CAT scans are sophisticated X-ray images that can be assembled into stunning three-dimensional pictures of the brain. A CAT scan machine shoots X-rays through your head from many different directions. A computer analyzes multiple X-ray images, and deduces from them what a single section of brain looks like. After photographing many sections, the pictures be assembled into a model of the whole brain.
Although a CAT scan exposes patients to a significant amount of X-ray radiation, it is a widely available and important alternative to exploratory surgery.

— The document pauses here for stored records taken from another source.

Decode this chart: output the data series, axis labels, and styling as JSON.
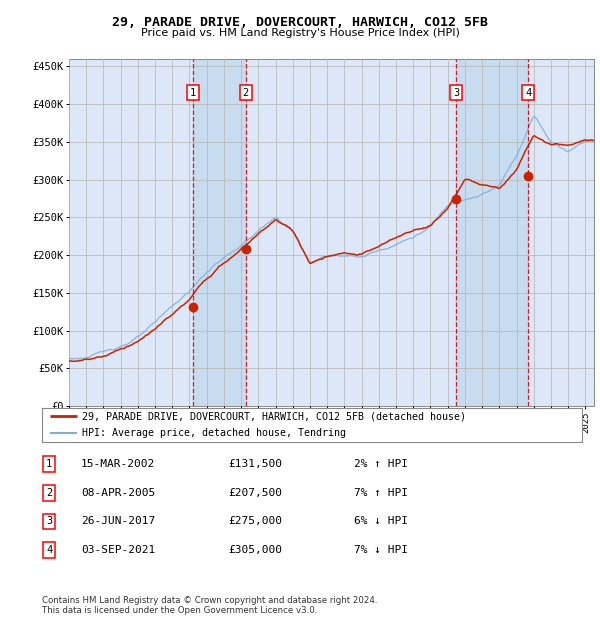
{
  "title1": "29, PARADE DRIVE, DOVERCOURT, HARWICH, CO12 5FB",
  "title2": "Price paid vs. HM Land Registry's House Price Index (HPI)",
  "background_color": "#ffffff",
  "plot_bg_color": "#dce8f8",
  "grid_color": "#bbbbbb",
  "hpi_line_color": "#7fb0d8",
  "price_line_color": "#cc2200",
  "sale_marker_color": "#cc2200",
  "dashed_line_color": "#cc0000",
  "shaded_region_color": "#c8dcf0",
  "transactions": [
    {
      "label": "1",
      "date": 2002.21,
      "price": 131500
    },
    {
      "label": "2",
      "date": 2005.27,
      "price": 207500
    },
    {
      "label": "3",
      "date": 2017.49,
      "price": 275000
    },
    {
      "label": "4",
      "date": 2021.67,
      "price": 305000
    }
  ],
  "table_rows": [
    {
      "num": "1",
      "date": "15-MAR-2002",
      "price": "£131,500",
      "pct": "2% ↑ HPI"
    },
    {
      "num": "2",
      "date": "08-APR-2005",
      "price": "£207,500",
      "pct": "7% ↑ HPI"
    },
    {
      "num": "3",
      "date": "26-JUN-2017",
      "price": "£275,000",
      "pct": "6% ↓ HPI"
    },
    {
      "num": "4",
      "date": "03-SEP-2021",
      "price": "£305,000",
      "pct": "7% ↓ HPI"
    }
  ],
  "legend_price_label": "29, PARADE DRIVE, DOVERCOURT, HARWICH, CO12 5FB (detached house)",
  "legend_hpi_label": "HPI: Average price, detached house, Tendring",
  "footer": "Contains HM Land Registry data © Crown copyright and database right 2024.\nThis data is licensed under the Open Government Licence v3.0.",
  "ylim": [
    0,
    460000
  ],
  "xlim_start": 1995.0,
  "xlim_end": 2025.5,
  "hpi_anchors_x": [
    1995,
    1996,
    1997,
    1998,
    1999,
    2000,
    2001,
    2002,
    2003,
    2004,
    2005,
    2006,
    2007,
    2008,
    2009,
    2010,
    2011,
    2012,
    2013,
    2014,
    2015,
    2016,
    2017,
    2018,
    2019,
    2020,
    2021,
    2022,
    2023,
    2024,
    2025
  ],
  "hpi_anchors_y": [
    62000,
    65000,
    70000,
    80000,
    92000,
    108000,
    130000,
    150000,
    175000,
    195000,
    210000,
    230000,
    245000,
    228000,
    185000,
    195000,
    198000,
    195000,
    205000,
    215000,
    225000,
    238000,
    265000,
    278000,
    285000,
    295000,
    335000,
    390000,
    355000,
    345000,
    360000
  ],
  "price_anchors_x": [
    1995,
    1996,
    1997,
    1998,
    1999,
    2000,
    2001,
    2002,
    2003,
    2004,
    2005,
    2006,
    2007,
    2008,
    2009,
    2010,
    2011,
    2012,
    2013,
    2014,
    2015,
    2016,
    2017,
    2018,
    2019,
    2020,
    2021,
    2022,
    2023,
    2024,
    2025
  ],
  "price_anchors_y": [
    60000,
    63000,
    68000,
    78000,
    90000,
    105000,
    125000,
    143000,
    170000,
    190000,
    207500,
    228000,
    248000,
    232000,
    190000,
    198000,
    200000,
    197000,
    207000,
    217000,
    227000,
    235000,
    258000,
    298000,
    288000,
    283000,
    307000,
    352000,
    338000,
    337000,
    342000
  ]
}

The positrons in Positron Emission Tomography come from a radioactive material that a doctor injects into your blood stream or asks you to breathe in. For example, a doctor may have you inhale a radioactive form of oxygen. The radioactive material breaks down and emits antimatter particles called positrons. When a positron runs into an electron somewhere in your body, both the electron and the positron disappear and gamma rays are produced. A gamma ray detector determines where the gamma rays originated, which in turn indicates where the radioactive material was when it broke down. In the case of inhaled radioactive oxygen tests, a PET scan of the brain shows which regions are most active, because those regions use the most oxygen and should have the highest concentration of the radioactive oxygen that you breathed in.

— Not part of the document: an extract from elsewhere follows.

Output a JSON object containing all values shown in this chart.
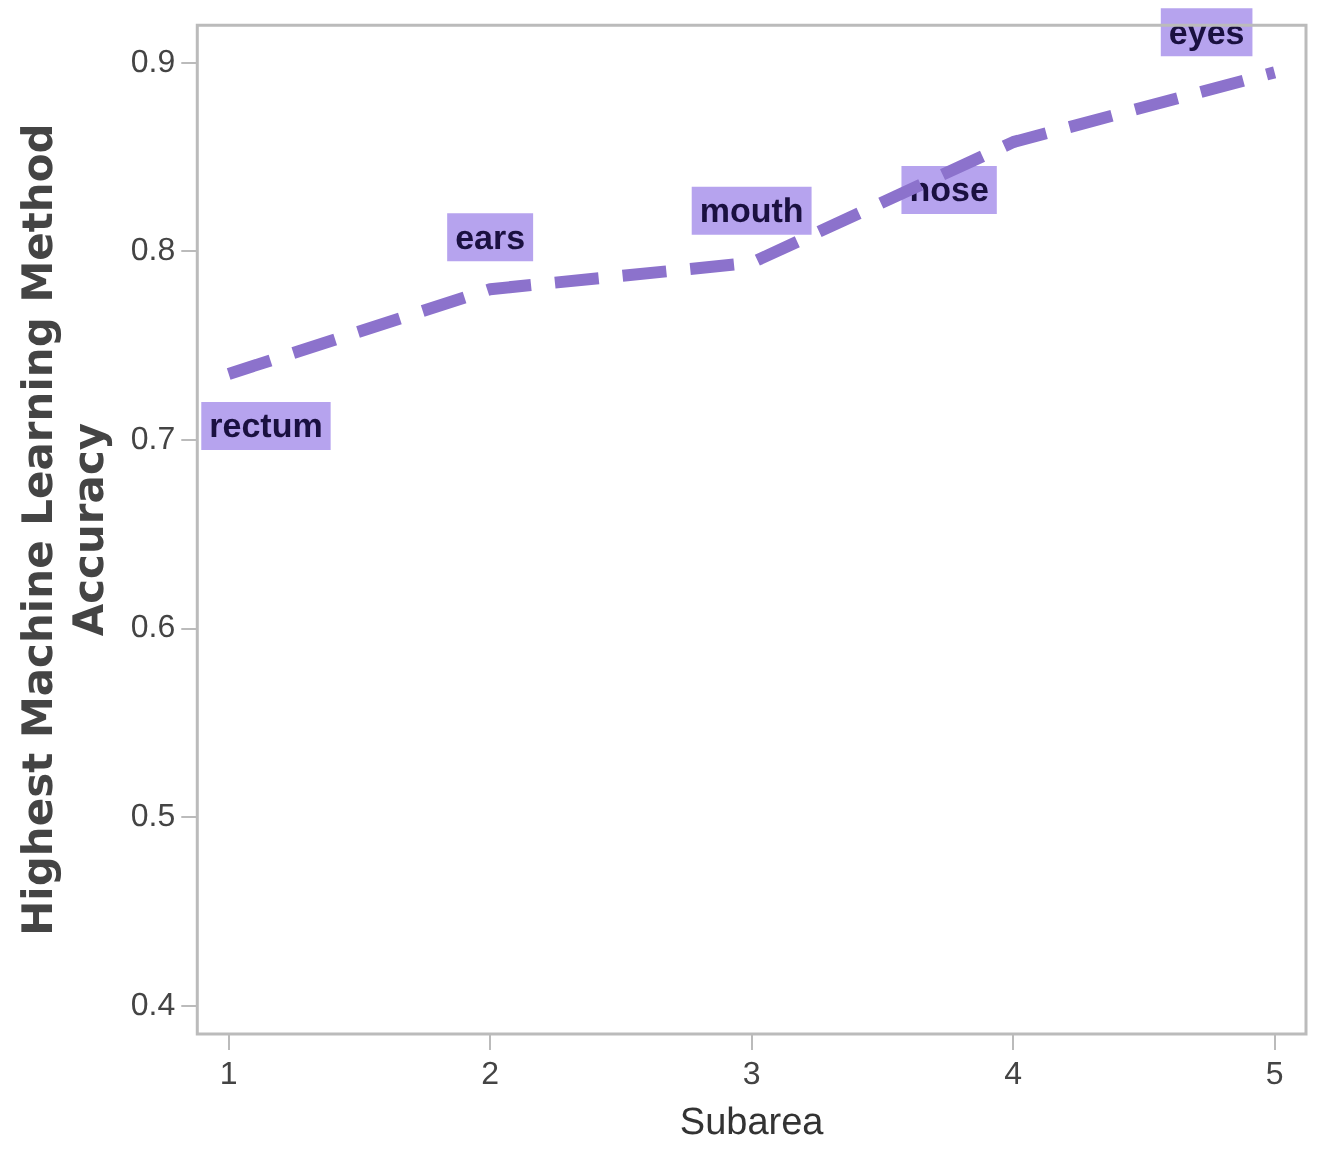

Magnetic Resonance Imaging. Many of the atoms and molecules in your body have magnetic fields, much like the magnetic field of the earth or a simple bar magnet. Magnets line up in a strong magnetic field (that's why a compass needle points north). When you get an MRI of your brain, you stick your head inside a powerful magnet that lines up the atomic and molecular magnets in your brain.

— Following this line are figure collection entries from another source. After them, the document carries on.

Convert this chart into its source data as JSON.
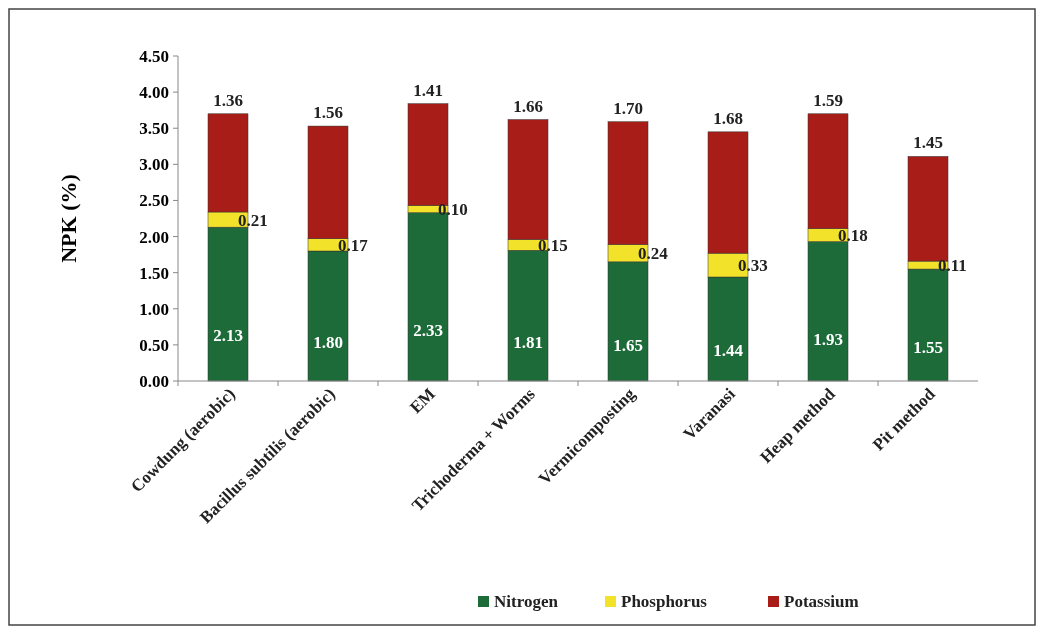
{
  "chart_data": {
    "type": "bar",
    "stacked": true,
    "ylabel": "NPK (%)",
    "categories": [
      "Cowdung (aerobic)",
      "Bacillus subtilis (aerobic)",
      "EM",
      "Trichoderma + Worms",
      "Vermicomposting",
      "Varanasi",
      "Heap method",
      "Pit method"
    ],
    "series": [
      {
        "name": "Nitrogen",
        "color": "#1e6b3a",
        "values": [
          2.13,
          1.8,
          2.33,
          1.81,
          1.65,
          1.44,
          1.93,
          1.55
        ],
        "value_labels": [
          "2.13",
          "1.80",
          "2.33",
          "1.81",
          "1.65",
          "1.44",
          "1.93",
          "1.55"
        ]
      },
      {
        "name": "Phosphorus",
        "color": "#f2e22a",
        "values": [
          0.21,
          0.17,
          0.1,
          0.15,
          0.24,
          0.33,
          0.18,
          0.11
        ],
        "value_labels": [
          "0.21",
          "0.17",
          "0.10",
          "0.15",
          "0.24",
          "0.33",
          "0.18",
          "0.11"
        ]
      },
      {
        "name": "Potassium",
        "color": "#a81d17",
        "values": [
          1.36,
          1.56,
          1.41,
          1.66,
          1.7,
          1.68,
          1.59,
          1.45
        ],
        "value_labels": [
          "1.36",
          "1.56",
          "1.41",
          "1.66",
          "1.70",
          "1.68",
          "1.59",
          "1.45"
        ]
      }
    ],
    "ylim": [
      0,
      4.5
    ],
    "yticks": [
      {
        "value": 0,
        "label": "0.00"
      },
      {
        "value": 0.5,
        "label": "0.50"
      },
      {
        "value": 1,
        "label": "1.00"
      },
      {
        "value": 1.5,
        "label": "1.50"
      },
      {
        "value": 2,
        "label": "2.00"
      },
      {
        "value": 2.5,
        "label": "2.50"
      },
      {
        "value": 3,
        "label": "3.00"
      },
      {
        "value": 3.5,
        "label": "3.50"
      },
      {
        "value": 4,
        "label": "4.00"
      },
      {
        "value": 4.5,
        "label": "4.50"
      }
    ],
    "legend": "bottom",
    "grid": false
  }
}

Although the atoms and molecules tend to line up pointing in the direction of the magnetic field, they can sometimes absorb energy from a radio signal and flip over to point in the opposite direction of the field for a short time. They eventually flip back over and produce a small signal as they line up along the field again.
To produce an image of your brain, the doctor turns on a radio signal that can be tuned to make some of the atoms in your head flip over. But it doesn't help much to flip over all the atoms in your brain at the same time, so doctors use a set of magnets called the gradient magnets to make sure that the magnetic field and radio signal are just right for flipping atoms at only one place at a time.
Once the atoms at a certain point have been flipped, the radio signal shuts off, the atoms flip back over, and the resulting signal is detected with an array of antennas. The MRI machine produces a brain image by moving point-by-point through your brain, flipping atoms, and measuring the signal strength when the atoms flip back over. In effect, an MRI maps out the distribution of atoms in your brain. Because atoms in different types of tissue respond to the MRI signals slightly differently, the MRI ultimately produces an image of your brain tissue.
MRIs are good for evaluating soft tissue damage, such as the type that result from concussions, without exposing patients to X-rays or radioactive materials.
Angiography is another X-ray imaging technique, but instead of imaging tissue directly, the X-rays produce images of dyes injected into the blood stream. It is particularly useful for mapping blood vessels in the brain and organs, and for detecting circulatory problems that could lead to strokes or heart attacks.